Judge Gummer wrote for the Appellate Division in relevant part: “Elements of a crime, including those that establish its grade, may not be used as aggravating factors for sentencing of that particular crime.” State v. Lawless (2013). However, “courts do ‘not engage in double-counting when they consider facts showing defendant did more than the minimum the State is required to prove to establish the elements of an offense.'” State v. R.A.M. (App. Div. 2025).
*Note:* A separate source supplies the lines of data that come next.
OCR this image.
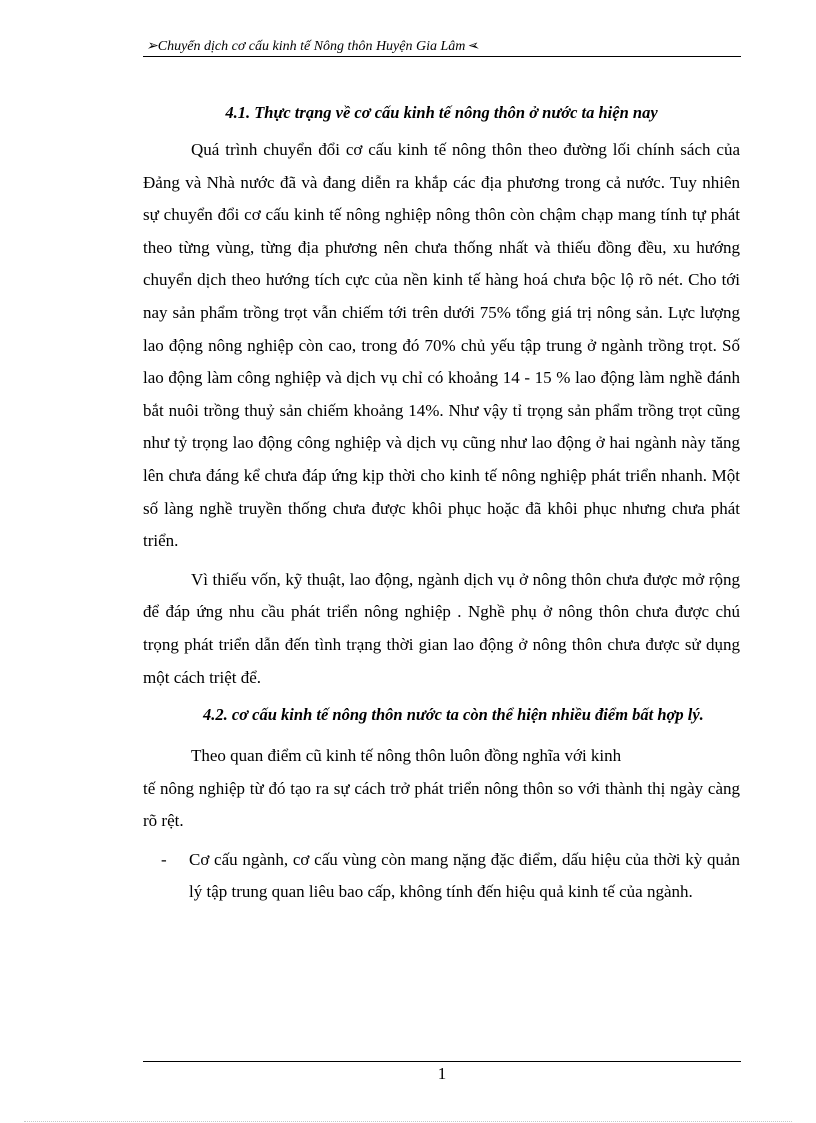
➢Chuyển dịch cơ cấu kinh tế Nông thôn Huyện Gia Lâm ➢
4.1. Thực trạng về cơ cấu kinh tế nông thôn ở nước ta hiện nay

Quá trình chuyển đổi cơ cấu kinh tế nông thôn theo đường lối chính sách của Đảng và Nhà nước đã và đang diễn ra khắp các địa phương trong cả nước. Tuy nhiên sự chuyển đổi cơ cấu kinh tế nông nghiệp nông thôn còn chậm chạp mang tính tự phát theo từng vùng, từng địa phương nên chưa thống nhất và thiếu đồng đều, xu hướng chuyển dịch theo hướng tích cực của nền kinh tế hàng hoá chưa bộc lộ rõ nét. Cho tới nay sản phẩm trồng trọt vẫn chiếm tới trên dưới 75% tổng giá trị nông sản. Lực lượng lao động nông nghiệp còn cao, trong đó 70% chủ yếu tập trung ở ngành trồng trọt. Số lao động làm công nghiệp và dịch vụ chỉ có khoảng 14 - 15 % lao động làm nghề đánh bắt nuôi trồng thuỷ sản chiếm khoảng 14%. Như vậy tỉ trọng sản phẩm trồng trọt cũng như tỷ trọng lao động công nghiệp và dịch vụ cũng như lao động ở hai ngành này tăng lên chưa đáng kể chưa đáp ứng kịp thời cho kinh tế nông nghiệp phát triển nhanh. Một số làng nghề truyền thống chưa được khôi phục hoặc đã khôi phục nhưng chưa phát triển.

Vì thiếu vốn, kỹ thuật, lao động, ngành dịch vụ ở nông thôn chưa được mở rộng để đáp ứng nhu cầu phát triển nông nghiệp . Nghề phụ ở nông thôn chưa được chú trọng phát triển dẫn đến tình trạng thời gian lao động ở nông thôn chưa được sử dụng một cách triệt để.

4.2. cơ cấu kinh tế nông thôn nước ta còn thể hiện nhiều điểm bất hợp lý.

Theo quan điểm cũ kinh tế nông thôn luôn đồng nghĩa với kinh

tế nông nghiệp từ đó tạo ra sự cách trở phát triển nông thôn so với thành thị ngày càng rõ rệt.

-	Cơ cấu ngành, cơ cấu vùng còn mang nặng đặc điểm, dấu hiệu của thời kỳ quản lý tập trung quan liêu bao cấp, không tính đến hiệu quả kinh tế của ngành.

1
In considering aggravating factor one, the court expressly acknowledged that “a sentencing court must scrupulously avoid double counting facts that established the elements of the relevant offense,” citing State v. Fuentes (2014). The court found defendant had treated Vega in a “heinous and atrocious way before, during, and after her murder” and that the evidence had “clearly demonstrated that defendant terrorized this young woman and psychologically tortured her for weeks, leading up to her demise.” The court referenced the surveillance video that showed defendant “chasing Vega and tackling her outside her apartment as she tried to run away after she had been strangled and sexually assaulted by defendant” and defendant “trying to drag her back into the apartment.” The court noted that, after he killed their mother, defendant had made no provision for his children to be picked up from school and then told them a devastating lie when he said their mother “had abandoned them and ran off with another man.” Referencing the autopsy photographs, testimony about the condition of Vega’s decomposing body, and defendant’s efforts to cover up the murder and enlist his brother’s assistance in doing so, the court found defendant’s “actions towards the planning, the preparation, and ultimate destruction of Ms. Vega’s remains were about as heinous as this court has ever seen” in its thirteen years on the bench. Thus, given defendant’s “over the top conduct,” the court applied aggravating factor one.
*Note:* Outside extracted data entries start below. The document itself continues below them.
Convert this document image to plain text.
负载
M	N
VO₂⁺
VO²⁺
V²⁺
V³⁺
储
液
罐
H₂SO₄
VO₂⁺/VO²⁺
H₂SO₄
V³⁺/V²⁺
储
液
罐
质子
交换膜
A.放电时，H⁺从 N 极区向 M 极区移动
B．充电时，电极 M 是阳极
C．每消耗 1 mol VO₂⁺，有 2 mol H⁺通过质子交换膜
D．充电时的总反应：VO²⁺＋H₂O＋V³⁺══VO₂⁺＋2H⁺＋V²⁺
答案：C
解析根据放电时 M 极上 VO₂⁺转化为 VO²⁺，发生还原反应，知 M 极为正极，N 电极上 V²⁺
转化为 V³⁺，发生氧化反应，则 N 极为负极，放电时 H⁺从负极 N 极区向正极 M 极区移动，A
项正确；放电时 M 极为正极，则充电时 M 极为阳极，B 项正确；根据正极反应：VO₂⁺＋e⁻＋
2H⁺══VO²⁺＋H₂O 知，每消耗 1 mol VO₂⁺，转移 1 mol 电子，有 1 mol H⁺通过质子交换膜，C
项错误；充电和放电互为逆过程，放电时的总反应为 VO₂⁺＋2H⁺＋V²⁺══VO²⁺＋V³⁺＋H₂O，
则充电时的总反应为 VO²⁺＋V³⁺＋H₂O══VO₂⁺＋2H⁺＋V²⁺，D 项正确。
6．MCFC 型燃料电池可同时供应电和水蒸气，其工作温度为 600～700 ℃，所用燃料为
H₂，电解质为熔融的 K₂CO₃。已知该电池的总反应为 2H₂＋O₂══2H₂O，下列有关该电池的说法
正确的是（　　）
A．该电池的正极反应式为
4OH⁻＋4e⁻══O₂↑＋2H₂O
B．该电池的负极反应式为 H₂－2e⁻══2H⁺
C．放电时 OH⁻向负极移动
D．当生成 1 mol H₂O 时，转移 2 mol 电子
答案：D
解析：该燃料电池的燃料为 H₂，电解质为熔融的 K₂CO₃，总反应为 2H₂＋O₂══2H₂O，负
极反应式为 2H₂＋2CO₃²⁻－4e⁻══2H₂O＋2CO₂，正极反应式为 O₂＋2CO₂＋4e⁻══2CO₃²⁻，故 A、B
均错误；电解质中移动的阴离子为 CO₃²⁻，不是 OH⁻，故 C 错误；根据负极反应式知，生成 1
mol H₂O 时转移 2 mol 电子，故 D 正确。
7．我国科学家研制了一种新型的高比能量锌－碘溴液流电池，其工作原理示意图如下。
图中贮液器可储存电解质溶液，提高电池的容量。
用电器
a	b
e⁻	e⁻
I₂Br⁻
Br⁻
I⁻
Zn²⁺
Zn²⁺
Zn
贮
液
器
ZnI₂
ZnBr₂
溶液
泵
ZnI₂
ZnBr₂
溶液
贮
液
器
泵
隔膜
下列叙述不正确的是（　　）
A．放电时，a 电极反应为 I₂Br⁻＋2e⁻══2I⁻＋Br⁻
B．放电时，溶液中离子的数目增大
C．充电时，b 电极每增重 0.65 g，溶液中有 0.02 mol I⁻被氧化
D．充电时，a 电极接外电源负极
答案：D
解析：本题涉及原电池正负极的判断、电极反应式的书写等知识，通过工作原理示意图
In doing so, the court viewed the entirety of defendant’s actions, considering facts “showing defendant did more than the minimum the State was required to prove.” The court did not engage in improper double-counting, and its findings regarding the cruelty of defendant’s conduct were “fully grounded in the record before the court.” Thus, the court did not abuse its discretion in finding aggravating factor one. See State v. McGuire (App. Div. 2011) (in a case in which defendant was convicted of murdering her husband, desecrating his body, and other crimes, Appellate Division found no abuse of discretion in application of aggravating factor one given trial court’s findings concerning how defendant had placed the victim’s body in garbage bags and left it to decompose without being identified, portrayed the victim in a negative light, and demonstrated “callous disregard for the life of a human being and for the welfare of defendant’s own children”).
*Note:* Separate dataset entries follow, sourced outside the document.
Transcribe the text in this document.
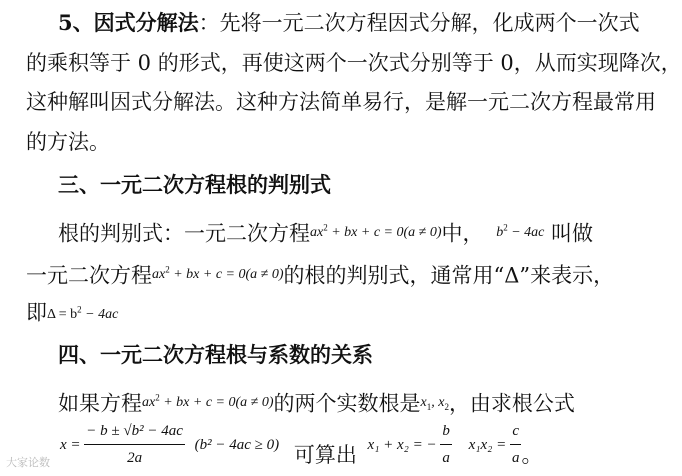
5、因式分解法：先将一元二次方程因式分解，化成两个一次式
的乘积等于 0 的形式，再使这两个一次式分别等于 0，从而实现降次，
这种解叫因式分解法。这种方法简单易行，是解一元二次方程最常用
的方法。
三、一元二次方程根的判别式
根的判别式：一元二次方程$^{ax^2 + bx + c = 0(a \ne 0)}$中， $^{b^2 - 4ac}$ 叫做
一元二次方程$^{ax^2 + bx + c = 0(a \ne 0)}$的根的判别式，通常用“Δ”来表示，
即$\Delta = b^2 - 4ac$
四、一元二次方程根与系数的关系
如果方程$^{ax^2 + bx + c = 0(a \ne 0)}$的两个实数根是$^{x_1, x_2}$，由求根公式
$x = \frac{\text{− b ± √b² − 4ac}}{2a} (b^2 - 4ac \ge 0)$ 可算出 x₁ + x₂ = − $\frac{b}{a} x_1x_2 = \frac{c}{a}$ 。
大家论数
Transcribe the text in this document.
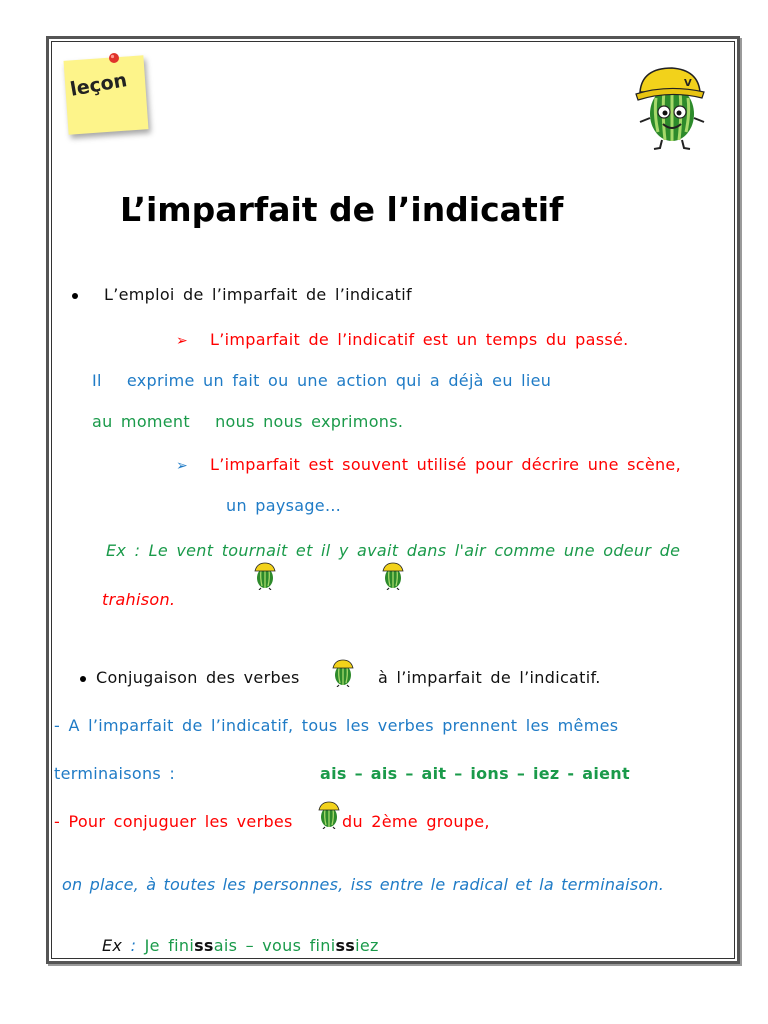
leçon	V
L’imparfait de l’indicatif
L’emploi de l’imparfait de l’indicatif
➢ L’imparfait de l’indicatif est un temps du passé.
Il   exprime un fait ou une action qui a déjà eu lieu
au moment   nous nous exprimons.
➢ L’imparfait est souvent utilisé pour décrire une scène,
un paysage…
Ex : Le vent tournait et il y avait dans l'air comme une odeur de
trahison.
Conjugaison des verbes	à l’imparfait de l’indicatif.
- A l’imparfait de l’indicatif, tous les verbes prennent les mêmes
terminaisons :	ais – ais – ait – ions – iez - aient
- Pour conjuguer les verbes	du 2ème groupe,
on place, à toutes les personnes, iss entre le radical et la terminaison.
Ex : Je finissais – vous finissiez
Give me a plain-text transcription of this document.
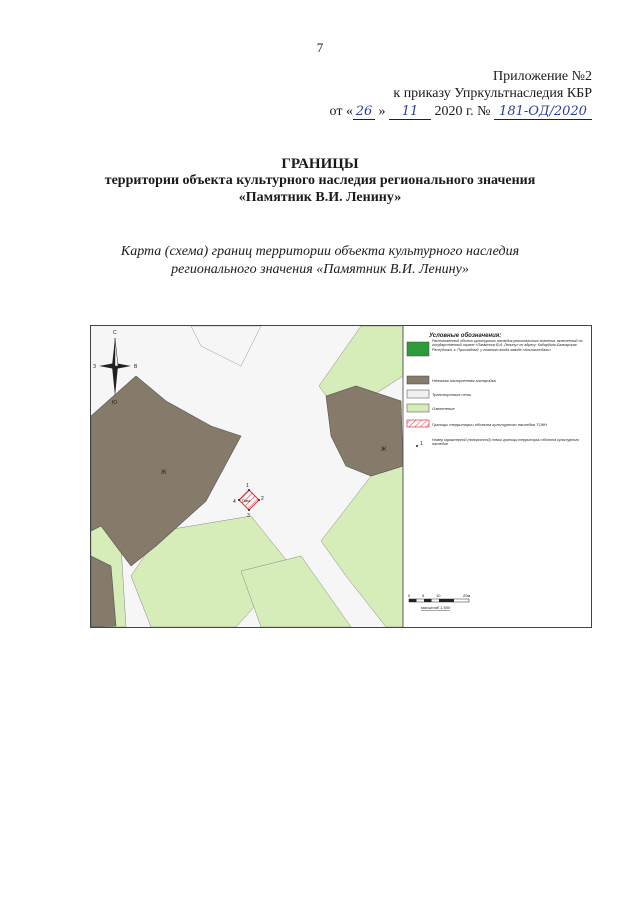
7
Приложение №2
к приказу Упркультнаследия КБР
от « 26 » 11 2020 г. № 181-ОД/2020
ГРАНИЦЫ
территории объекта культурного наследия регионального значения
«Памятник В.И. Ленину»
Карта (схема) границ территории объекта культурного наследия
регионального значения «Памятник В.И. Ленину»
Ж
Ж
Пам
1
2
3
4
С
Ю
З	В
Условные обозначения:
Расположенный объект культурного наследия регионального значения, включенный на государственной охране «Памятник В.И. Ленину» по адресу: Кабардино-Балкарская Республика, г. Прохладный, у главного входа завода «Альтконсбаль»
Нежилая застроенная застройка
Транспортные сети
Озеленение
Границы территории объекта культурного наследия ТОКН
1
Номер характерной (поворотной) точки границы территории объекта культурного наследия
0	5	10	20м
масштаб 1:500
Since violent crimes almost always involve some action or inaction in addition to the minimum elements that the State is required to prove, aggravating factor one can almost always be found. Then, it becomes a question of how much weight should be given to the factor. The amount of weight is subject to an abuse of discretion standard in which appellate courts do not substitute their own judgement for the judgment of the trial court.